At the heart of this are the questions that everyone wants answers to beyond a reasonable doubt. They want to know:
IF a test tells me I have antibodies, then I can rely on it
IF a test tells me I do not have antibodies, then I can rely on it
In reality there’s no way to drive this to a true 100.0000% accuracy for both of these questions, so someone would need to decide what degree of confidence counts as “yes you can rely on it.” Let’s say that’s done by a panel of experts. Even if we had to put 20% of the tests into the Undecided bin to achieve whatever accuracy limits are declared good enough, that is still 80% that would have an answer with an extremely high degree of confidence.
Bad data is worse than no data
So, what about this 20% (or so)? Above I put a question mark after stating that having a category of Undetermined cases was a disadvantage. Sure, the best thing would be to have a clear decision for every single test, but that’s not possible if you want to have a high confidence for every decision that you declare. One of the phrases I like is that bad data is worse than no data, because it masks the fact that you don’t know what you think you know. You know? Better to leave something unknown than be forced to label it simply because that’s your only option.
Another thing to consider is that perhaps the only thing that most of these Undetermined tests require is follow-up testing with a more expensive/resource intensive test that can tease out more reliable answers for these cases.

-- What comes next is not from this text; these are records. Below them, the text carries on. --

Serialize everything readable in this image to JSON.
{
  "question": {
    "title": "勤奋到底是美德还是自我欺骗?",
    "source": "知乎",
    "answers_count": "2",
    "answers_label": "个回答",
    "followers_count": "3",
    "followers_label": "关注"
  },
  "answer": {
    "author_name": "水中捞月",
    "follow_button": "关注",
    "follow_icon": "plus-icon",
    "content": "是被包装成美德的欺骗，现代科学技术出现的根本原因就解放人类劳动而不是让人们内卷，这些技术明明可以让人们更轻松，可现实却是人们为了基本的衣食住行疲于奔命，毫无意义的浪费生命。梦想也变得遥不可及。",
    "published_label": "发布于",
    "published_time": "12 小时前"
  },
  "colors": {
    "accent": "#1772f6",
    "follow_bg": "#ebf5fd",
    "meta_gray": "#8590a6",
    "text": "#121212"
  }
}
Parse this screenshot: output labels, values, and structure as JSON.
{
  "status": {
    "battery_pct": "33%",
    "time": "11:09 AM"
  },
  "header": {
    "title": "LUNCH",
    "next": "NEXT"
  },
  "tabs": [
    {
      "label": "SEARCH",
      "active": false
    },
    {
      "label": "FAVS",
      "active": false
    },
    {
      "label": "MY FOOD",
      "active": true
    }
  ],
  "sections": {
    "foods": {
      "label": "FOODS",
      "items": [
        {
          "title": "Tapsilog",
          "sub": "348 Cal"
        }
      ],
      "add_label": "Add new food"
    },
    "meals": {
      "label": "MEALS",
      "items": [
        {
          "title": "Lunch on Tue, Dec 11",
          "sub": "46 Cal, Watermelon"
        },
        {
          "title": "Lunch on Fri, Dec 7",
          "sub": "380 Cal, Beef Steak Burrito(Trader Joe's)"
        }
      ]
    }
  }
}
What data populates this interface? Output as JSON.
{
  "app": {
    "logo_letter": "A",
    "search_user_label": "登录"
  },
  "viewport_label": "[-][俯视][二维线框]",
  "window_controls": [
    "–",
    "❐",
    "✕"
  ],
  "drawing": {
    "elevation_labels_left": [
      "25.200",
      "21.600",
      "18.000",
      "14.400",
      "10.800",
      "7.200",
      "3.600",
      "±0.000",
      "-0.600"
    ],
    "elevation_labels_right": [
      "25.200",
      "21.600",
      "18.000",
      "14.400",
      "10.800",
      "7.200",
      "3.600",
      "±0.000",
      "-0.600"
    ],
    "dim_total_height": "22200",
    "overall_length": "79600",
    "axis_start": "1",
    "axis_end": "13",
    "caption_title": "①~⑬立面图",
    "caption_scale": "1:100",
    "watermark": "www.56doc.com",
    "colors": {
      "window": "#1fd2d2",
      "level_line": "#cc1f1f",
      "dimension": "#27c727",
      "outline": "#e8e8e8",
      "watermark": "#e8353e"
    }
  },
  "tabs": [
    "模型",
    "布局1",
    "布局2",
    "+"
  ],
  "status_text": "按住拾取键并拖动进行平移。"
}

Finally, these Undetermined cases could be used for Failure Analysis as part of a Continuous Improvement Process. What was the root cause(s) for these samples not being clearly in the Yes or No bins? If we could get to root causes, we could improve the testing technologies based on those findings and further increase our accuracy.
What about non-quantitative tests? (POC)
So far I’ve only discussed testing with quantitative results. Could the same approach be used for POC tests that use lateral flow assays and give qualitative results, like a pregnancy test? Consider a device that has two runways instead of one:
a) The left runway is highly sensitive for the presence of antibodies. If this runway is unable to detect antibodies, then we can have a very high degree of confidence that there are no antibodies present. This corresponds to the pink line and below in the quantitative example.
b) The right runway is only lightly sensitive for the presence of antibodies. If this runway is able to detect antibodies, it is because there is a substantial amount in the sample, and we can have a very high degree of confidence that there are antibodies present. This corresponds to the blue line and above in the quantitative example.
What about the marginal case? If the left runway detects antibodies and the right runway does not detect antibodies, then the result is Undetermined, and the next step might be a lab-based test with greater precision.
I am not an expert in any of these areas, but I thought I had an interesting idea and would like your feedback. Thanks.